Мать умерла, когда Трейси было четыре с половиной года. Отец давным-давно женился во второй раз, развелся и снова женился. Трейси почти не помнила мать и старалась поменьше вспоминать о мачехе. Она упорно рассматривала квадратный подбородок Маркуса и его бородку, которую скорее следовало назвать утренней щетиной.
— И под каким углом? — спросила Трейси. — Или это должен быть сентиментальный рассказ о том, как я собираюсь провести День матери?

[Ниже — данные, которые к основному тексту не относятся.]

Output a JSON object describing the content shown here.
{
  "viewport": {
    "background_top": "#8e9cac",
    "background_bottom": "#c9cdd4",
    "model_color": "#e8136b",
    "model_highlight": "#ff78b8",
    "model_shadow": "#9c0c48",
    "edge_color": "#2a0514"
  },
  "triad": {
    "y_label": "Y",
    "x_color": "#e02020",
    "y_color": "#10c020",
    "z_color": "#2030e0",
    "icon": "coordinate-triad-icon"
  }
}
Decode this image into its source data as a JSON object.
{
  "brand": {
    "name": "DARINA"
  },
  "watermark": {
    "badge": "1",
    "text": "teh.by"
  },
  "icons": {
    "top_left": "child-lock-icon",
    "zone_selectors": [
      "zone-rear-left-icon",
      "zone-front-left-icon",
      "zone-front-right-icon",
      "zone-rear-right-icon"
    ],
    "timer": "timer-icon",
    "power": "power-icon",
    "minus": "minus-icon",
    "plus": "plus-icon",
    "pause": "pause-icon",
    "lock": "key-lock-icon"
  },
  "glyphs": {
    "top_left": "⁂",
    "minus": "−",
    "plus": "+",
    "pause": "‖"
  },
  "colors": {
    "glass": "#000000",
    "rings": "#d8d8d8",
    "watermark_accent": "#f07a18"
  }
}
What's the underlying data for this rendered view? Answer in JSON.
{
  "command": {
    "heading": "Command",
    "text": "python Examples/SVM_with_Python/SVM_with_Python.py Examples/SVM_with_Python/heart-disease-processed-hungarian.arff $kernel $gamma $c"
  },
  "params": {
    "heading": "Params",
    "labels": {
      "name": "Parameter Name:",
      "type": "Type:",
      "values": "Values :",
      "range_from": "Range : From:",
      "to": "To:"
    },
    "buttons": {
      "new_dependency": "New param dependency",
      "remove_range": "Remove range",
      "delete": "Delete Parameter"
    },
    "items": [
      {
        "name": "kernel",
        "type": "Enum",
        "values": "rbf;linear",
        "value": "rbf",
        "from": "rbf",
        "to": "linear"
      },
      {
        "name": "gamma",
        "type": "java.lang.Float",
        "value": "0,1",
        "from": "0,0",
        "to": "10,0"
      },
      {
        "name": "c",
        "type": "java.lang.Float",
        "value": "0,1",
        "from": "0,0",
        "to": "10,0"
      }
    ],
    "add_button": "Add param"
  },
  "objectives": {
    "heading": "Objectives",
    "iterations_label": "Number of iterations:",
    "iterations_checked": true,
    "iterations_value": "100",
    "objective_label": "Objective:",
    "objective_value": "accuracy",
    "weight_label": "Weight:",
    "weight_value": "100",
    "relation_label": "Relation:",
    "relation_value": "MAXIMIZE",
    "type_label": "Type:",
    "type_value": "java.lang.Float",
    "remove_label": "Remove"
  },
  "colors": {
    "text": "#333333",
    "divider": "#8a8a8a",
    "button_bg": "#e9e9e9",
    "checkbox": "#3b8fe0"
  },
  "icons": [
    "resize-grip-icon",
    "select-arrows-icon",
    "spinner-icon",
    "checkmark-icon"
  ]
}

Маркус проигнорировал укол.
— Опиши, как Сиэтл поздравляет женщин-матерей. Упомяни рестораны, флористов и остальных наших клиентов, каких только сможешь. Девятьсот слов к завтрашнему утру. Это пойдет в воскресенье.
Боже! Девятьсот слов к завтрашнему утру не оставляли никаких шансов развлечься сегодня с Филом. Трейси снова посмотрела на Маркуса, на его темные вьющиеся волосы, румянец, маленькие голубые глаза и уже далеко не в первый раз пожелала, чтобы внешность Маркуса отражала его подлую сущность. Однако Трейси придерживалась правила никогда не доставлять Маркусу удовольствия своим расстроенным видом. Так что в рамках своей политики она только улыбнулась. Она знала, что раздражает его, и постаралась сделать улыбку ослепительной.
— Как вам будет угодно, мой господин, — ответила она.
— Госпожа здесь только ты, — проворчал Маркус, поворачиваясь и направляясь затемнять отсек другого подневольного журналиста. Однако, уходя, бросил через плечо: — И пожалуйста, постарайся не допускать ошибок в статье о Джине Бэнксе. И я не хочу ничего знать о его ротвейлере.
— У него нет ротвейлера, — крикнула ему вслед Трейси. Затем, потише, добавила: — У него черный Лабрадор.
Она действительно вставляла в свои интервью с очкариками описания их хобби и домашних животных, пытаясь сделать своих героев более живыми, а материал — более читабельным. Кроме того, она любила собак.
Зазвонил телефон, и Трейси вспомнила, что надо договориться с Филом о планах на вечер, но в пять минут десятого это не мог быть он. Фил никогда не вставал раньше полудня. Трейси подняла трубку.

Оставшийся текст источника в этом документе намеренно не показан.